Agustine mengungkapkan bahwa sikap orangtua yang homopobia dan cenderung melakukan tindak kekerasan terhadap anak LGBTIQ juga sepatutnya dilihat sebagai korban. Seorang ayah yang gemar melakukan kekerasan dan menolak orientasi maupun identitas seksual anaknya yang berbeda ternyata seringkali dilatarbelakangi oleh tekanan sosial. Ia memendam malu dan menjadi sasaran cibiran tetangga dan keluarga besar tentang orientasi dan identitas anaknya. Terkadang ia pun sulit atau tak mampu memberikan penjelasan-penjelasan tentang apa itu seksualitas atau LGBTIQ kepada orang lain. Pada konteks film Beyond the Hills, tekanan ini tampak pada terancamnya kuasa Papa, lelaki pemimpin biara terhadap kepatuhan para biarawati, dengan kehadiran Alina yang melakukan pemberontakan dan upaya penyadaran kritis terhadap pandangan dan praktek-praktek patriarki di biara. Tentu dalam kaitannya dengan homopobia, sangat tidak adil untuk membandingkan rasa cinta anak kepada orangtua (begitu pun sebaliknya) maupun cinta manusia kepada tuhan dengan rasa cinta seorang anak pada kekasih sesamanya.

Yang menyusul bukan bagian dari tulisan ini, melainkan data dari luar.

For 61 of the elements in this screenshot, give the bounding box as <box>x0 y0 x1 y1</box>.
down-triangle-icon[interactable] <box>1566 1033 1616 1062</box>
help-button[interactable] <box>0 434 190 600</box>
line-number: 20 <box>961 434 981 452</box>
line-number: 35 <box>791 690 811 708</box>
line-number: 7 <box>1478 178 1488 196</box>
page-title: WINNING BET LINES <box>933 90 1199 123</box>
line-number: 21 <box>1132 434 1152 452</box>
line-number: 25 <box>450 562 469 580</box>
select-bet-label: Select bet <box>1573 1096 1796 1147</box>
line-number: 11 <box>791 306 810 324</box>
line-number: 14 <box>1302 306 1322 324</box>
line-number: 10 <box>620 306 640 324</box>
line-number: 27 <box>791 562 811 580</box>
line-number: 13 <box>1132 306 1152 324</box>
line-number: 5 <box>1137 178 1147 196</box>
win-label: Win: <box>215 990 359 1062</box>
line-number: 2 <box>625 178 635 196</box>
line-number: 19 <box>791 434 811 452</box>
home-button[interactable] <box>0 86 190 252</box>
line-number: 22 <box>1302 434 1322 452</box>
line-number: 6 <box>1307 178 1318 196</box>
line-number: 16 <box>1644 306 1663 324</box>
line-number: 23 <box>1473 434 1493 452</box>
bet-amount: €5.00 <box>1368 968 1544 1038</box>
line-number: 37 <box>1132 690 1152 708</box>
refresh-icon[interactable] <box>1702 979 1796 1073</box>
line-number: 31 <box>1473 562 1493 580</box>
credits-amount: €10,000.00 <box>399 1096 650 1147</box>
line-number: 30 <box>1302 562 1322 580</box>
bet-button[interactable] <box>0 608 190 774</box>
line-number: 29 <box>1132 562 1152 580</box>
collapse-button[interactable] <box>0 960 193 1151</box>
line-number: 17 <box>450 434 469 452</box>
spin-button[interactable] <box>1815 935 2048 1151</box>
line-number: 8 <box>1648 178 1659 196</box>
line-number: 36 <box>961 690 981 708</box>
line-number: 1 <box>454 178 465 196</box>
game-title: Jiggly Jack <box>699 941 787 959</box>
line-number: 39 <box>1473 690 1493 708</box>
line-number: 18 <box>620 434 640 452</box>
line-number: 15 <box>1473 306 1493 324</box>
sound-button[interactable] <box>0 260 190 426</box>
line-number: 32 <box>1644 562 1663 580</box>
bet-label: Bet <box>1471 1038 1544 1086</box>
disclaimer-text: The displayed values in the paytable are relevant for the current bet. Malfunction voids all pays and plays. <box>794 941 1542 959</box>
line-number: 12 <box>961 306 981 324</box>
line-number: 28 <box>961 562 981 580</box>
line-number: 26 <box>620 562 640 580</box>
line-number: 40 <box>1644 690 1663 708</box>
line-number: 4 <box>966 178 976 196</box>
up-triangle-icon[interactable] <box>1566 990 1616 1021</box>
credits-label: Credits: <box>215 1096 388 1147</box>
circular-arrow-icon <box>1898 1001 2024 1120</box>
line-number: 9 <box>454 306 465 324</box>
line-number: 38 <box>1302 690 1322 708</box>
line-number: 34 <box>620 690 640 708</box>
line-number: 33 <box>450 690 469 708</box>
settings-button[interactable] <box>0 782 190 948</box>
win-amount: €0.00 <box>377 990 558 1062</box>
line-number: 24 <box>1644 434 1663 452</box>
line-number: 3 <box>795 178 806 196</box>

Mengupayakan suatu supporting system adalah hal yang diperlukan bagi kita. Dan mereka yang memiliki sikap homopobia perlu “disembuhkan” dengan pemahaman-pemahaman. Seorang kawan dalam diskusi berbagi pengalaman dengan mengambil sikap dialog dengan anggota keluarga secara intens dan bertahap untuk menciptakan supporting system dalam keluarga. Pada situasi yang ekstrem, ada pula kawan yang memilih untuk menjaga jarak terlebih dulu. Atau mengajak orangtua yang homopobia untuk ikut dalam kegiatan-kegiatan LGBTIQ maupun konseling yang khusus membahas isu ini. Setiap individu LGBTIQ pun perlu memperkaya diri dengan pengetahuan dan keterlibatan pada akses-akses pendukung, termasuk komunitas/organisasi LGBTIQ.

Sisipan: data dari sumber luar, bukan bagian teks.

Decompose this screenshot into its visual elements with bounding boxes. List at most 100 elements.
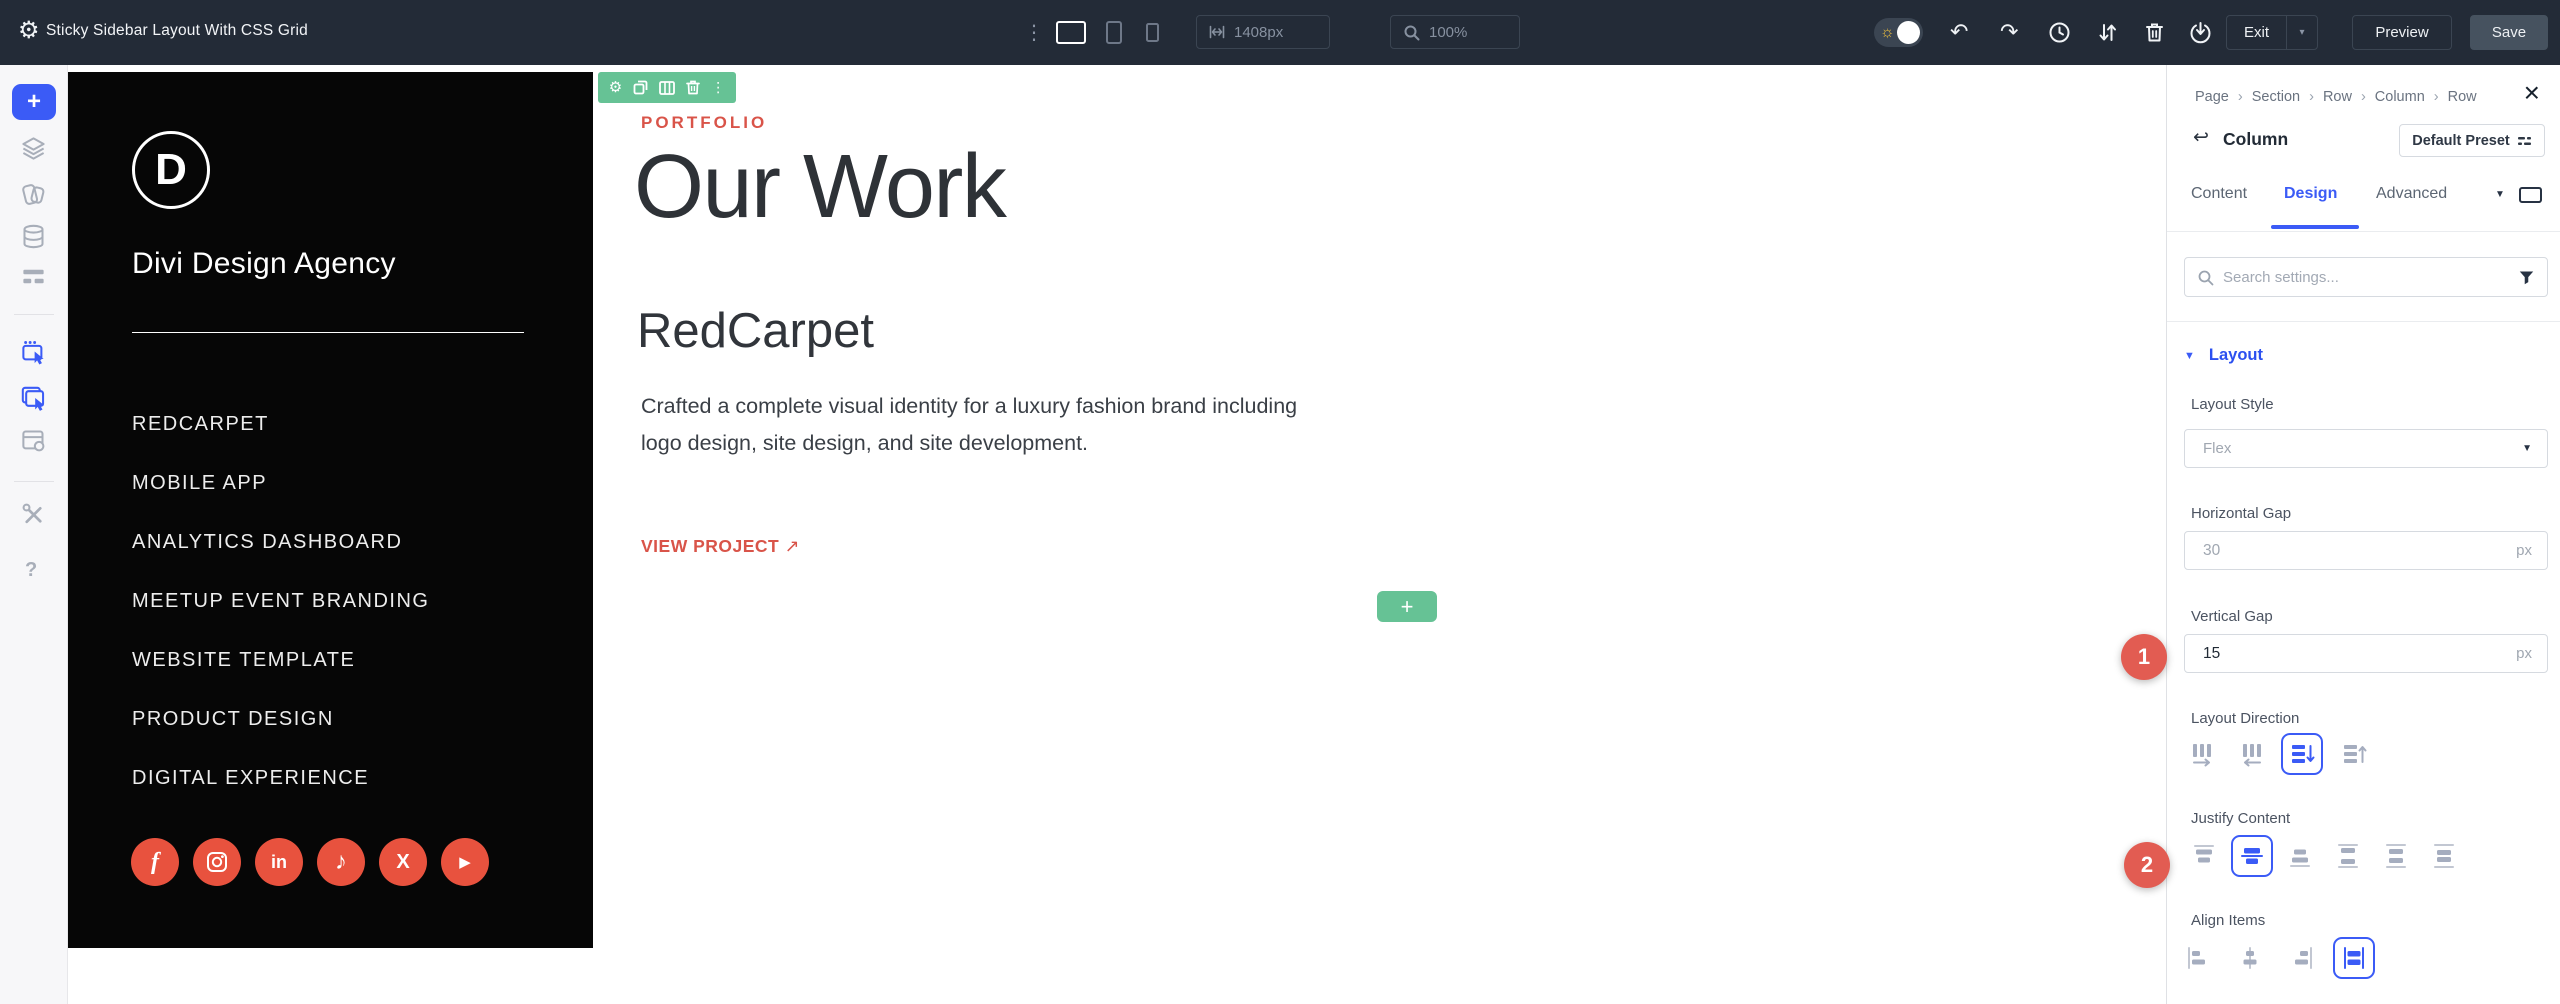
layout-section-header[interactable]: ▼ Layout <box>2184 346 2263 365</box>
justify-flex-start-option[interactable] <box>2183 835 2225 877</box>
width-arrows-icon <box>1209 24 1225 40</box>
direction-row-reverse-option[interactable] <box>2231 733 2273 775</box>
tab-advanced[interactable]: Advanced <box>2376 185 2447 203</box>
interface-mode-toggle[interactable]: ☼ <box>1874 18 1923 47</box>
row-hover-toolbar: ⚙ ⋮ <box>598 72 736 103</box>
nav-item-digital-experience[interactable]: DIGITAL EXPERIENCE <box>132 767 429 791</box>
align-flex-end-option[interactable] <box>2281 937 2323 979</box>
redo-icon[interactable]: ↷ <box>2000 18 2018 46</box>
site-nav-menu: REDCARPET MOBILE APP ANALYTICS DASHBOARD… <box>132 413 429 826</box>
responsive-desktop-icon[interactable] <box>2519 187 2542 203</box>
nav-item-meetup-event-branding[interactable]: MEETUP EVENT BRANDING <box>132 590 429 614</box>
row-settings-gear-icon[interactable]: ⚙ <box>609 80 622 95</box>
justify-space-around-icon <box>2383 843 2409 869</box>
justify-space-around-option[interactable] <box>2375 835 2417 877</box>
trash-icon[interactable] <box>2143 21 2166 44</box>
close-panel-icon[interactable]: × <box>2524 77 2540 109</box>
viewport-width-value: 1408px <box>1234 24 1283 41</box>
desktop-view-icon[interactable] <box>1056 21 1086 44</box>
horizontal-gap-input[interactable] <box>2185 532 2547 569</box>
save-button[interactable]: Save <box>2470 15 2548 50</box>
tab-content[interactable]: Content <box>2191 185 2247 203</box>
portability-icon[interactable] <box>2189 21 2212 44</box>
layout-direction-label: Layout Direction <box>2191 710 2299 727</box>
justify-space-evenly-option[interactable] <box>2423 835 2465 877</box>
layout-style-select[interactable]: Flex ▼ <box>2184 429 2548 468</box>
zoom-level-value: 100% <box>1429 24 1467 41</box>
exit-dropdown-caret-icon[interactable]: ▾ <box>2287 27 2317 38</box>
facebook-icon[interactable]: f <box>131 838 179 886</box>
direction-row-option[interactable] <box>2181 733 2223 775</box>
default-preset-button[interactable]: Default Preset <box>2399 124 2545 157</box>
x-twitter-icon[interactable]: X <box>379 838 427 886</box>
breadcrumb-section[interactable]: Section <box>2252 89 2300 105</box>
nav-item-product-design[interactable]: PRODUCT DESIGN <box>132 708 429 732</box>
settings-panel: Page › Section › Row › Column › Row × ↩ … <box>2166 65 2560 1004</box>
align-flex-start-option[interactable] <box>2177 937 2219 979</box>
justify-space-between-option[interactable] <box>2327 835 2369 877</box>
panel-divider <box>2167 321 2560 322</box>
fields-list-icon[interactable] <box>20 263 47 290</box>
add-element-button[interactable]: + <box>12 84 56 120</box>
select-row-tool-icon[interactable] <box>20 338 47 365</box>
breadcrumb-inner-row[interactable]: Row <box>2448 89 2477 105</box>
back-arrow-icon[interactable]: ↩ <box>2193 126 2209 149</box>
filter-funnel-icon[interactable] <box>2518 269 2535 286</box>
history-clock-icon[interactable] <box>2048 21 2071 44</box>
direction-column-reverse-option[interactable] <box>2333 733 2375 775</box>
exit-button[interactable]: Exit ▾ <box>2226 15 2318 50</box>
project-description: Crafted a complete visual identity for a… <box>641 388 1321 462</box>
breadcrumb-row[interactable]: Row <box>2323 89 2352 105</box>
layers-icon[interactable] <box>20 135 47 162</box>
nav-item-mobile-app[interactable]: MOBILE APP <box>132 472 429 496</box>
linkedin-icon[interactable]: in <box>255 838 303 886</box>
nav-item-analytics-dashboard[interactable]: ANALYTICS DASHBOARD <box>132 531 429 555</box>
nav-item-website-template[interactable]: WEBSITE TEMPLATE <box>132 649 429 673</box>
page-settings-gear-icon[interactable]: ⚙ <box>18 17 40 45</box>
portfolio-eyebrow: PORTFOLIO <box>641 113 767 133</box>
justify-space-evenly-icon <box>2431 843 2457 869</box>
design-presets-icon[interactable] <box>20 181 47 208</box>
tiktok-icon[interactable]: ♪ <box>317 838 365 886</box>
breadcrumb-page[interactable]: Page <box>2195 89 2229 105</box>
align-stretch-option[interactable] <box>2333 937 2375 979</box>
justify-center-option[interactable] <box>2231 835 2273 877</box>
site-logo-letter: D <box>155 145 187 195</box>
search-settings-input[interactable] <box>2223 269 2509 286</box>
help-icon[interactable]: ? <box>25 559 37 582</box>
zoom-level-field[interactable]: 100% <box>1390 15 1520 49</box>
tools-wrench-icon[interactable] <box>20 501 47 528</box>
justify-flex-end-option[interactable] <box>2279 835 2321 877</box>
tablet-view-icon[interactable] <box>1106 21 1122 44</box>
direction-column-option[interactable] <box>2281 733 2323 775</box>
instagram-icon[interactable] <box>193 838 241 886</box>
breadcrumb-column[interactable]: Column <box>2375 89 2425 105</box>
direction-row-reverse-icon <box>2239 741 2265 767</box>
database-icon[interactable] <box>20 223 47 250</box>
align-center-option[interactable] <box>2229 937 2271 979</box>
row-drag-kebab-icon[interactable]: ⋮ <box>711 80 725 95</box>
layout-direction-options <box>2181 733 2375 775</box>
preview-button[interactable]: Preview <box>2352 15 2452 50</box>
tabs-caret-down-icon[interactable]: ▼ <box>2495 189 2505 200</box>
add-module-button[interactable]: + <box>1377 591 1437 622</box>
layers-order-sort-icon[interactable] <box>2096 21 2119 44</box>
phone-view-icon[interactable] <box>1146 23 1159 42</box>
view-project-link[interactable]: VIEW PROJECT ↗ <box>641 536 800 557</box>
horizontal-gap-label: Horizontal Gap <box>2191 505 2291 522</box>
direction-column-icon <box>2289 741 2315 767</box>
tab-design[interactable]: Design <box>2284 185 2337 203</box>
site-logo[interactable]: D <box>132 131 210 209</box>
youtube-icon[interactable]: ▶ <box>441 838 489 886</box>
vertical-gap-input[interactable] <box>2185 635 2547 672</box>
row-columns-icon[interactable] <box>659 81 675 95</box>
undo-icon[interactable]: ↶ <box>1950 18 1968 46</box>
nav-item-redcarpet[interactable]: REDCARPET <box>132 413 429 437</box>
select-section-tool-icon[interactable] <box>20 385 47 412</box>
view-options-kebab-icon[interactable]: ⋮ <box>1024 20 1044 45</box>
align-items-options <box>2177 937 2375 979</box>
theme-builder-icon[interactable] <box>20 427 47 454</box>
row-duplicate-icon[interactable] <box>633 80 648 95</box>
row-trash-icon[interactable] <box>686 80 700 95</box>
viewport-width-field[interactable]: 1408px <box>1196 15 1330 49</box>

Persoalan homopobia memang memiliki kompleksitasnya sendiri. Tetapi ini adalah pula persoalan sosial yang membutuhkan gerakan bersama untuk berupaya mengubah kondisi sosial kita menjadi lebih ramah terhadap kelompok LGBTIQ. Memang sulit untuk mengubah tafsir agama atau doktrin yang terlanjur menghujat LGBTIQ, tetapi bukan berarti sesuatu yang mustahil karena setiap agama juga menjunjung tinggi nilai-nilai kemanusian terhadap siapa pun, termasuk LGBTIQ sebagai individu.
Film Beyond the Hills yang rilis pertama pada Cannes Film Festival tahun 2012 lalu itu berhasil mendapatkan penghargaan untuk kategori “Best Screenplay” dan diseleksi oleh Academy Awards ke-85 untuk “Best Foreign Language Oscar” atas keberhasilannya memaparkan bagaimana perilaku homopobia telah merenggut hak-hak paling mendasar dari manusia hingga menyebabkan pasangan homoseksual berada pada situasi yang sangat rumit dan tak adil. Alina berakhir dengan kematian karena penyiksaan fisik yang dilakukan oleh kalangan biara, sedangkan Voichita dengan rasa bersalah dan penyesalan yang berujung pada hukuman pidana.
*Penulis adalah lulusan magister manajemen pariwisata di SPS Univ. Sahid. Pendiri www.jejakwisata.com dan tengah menyiapkan sebuah buku esay kajian pariwisata kontemporer.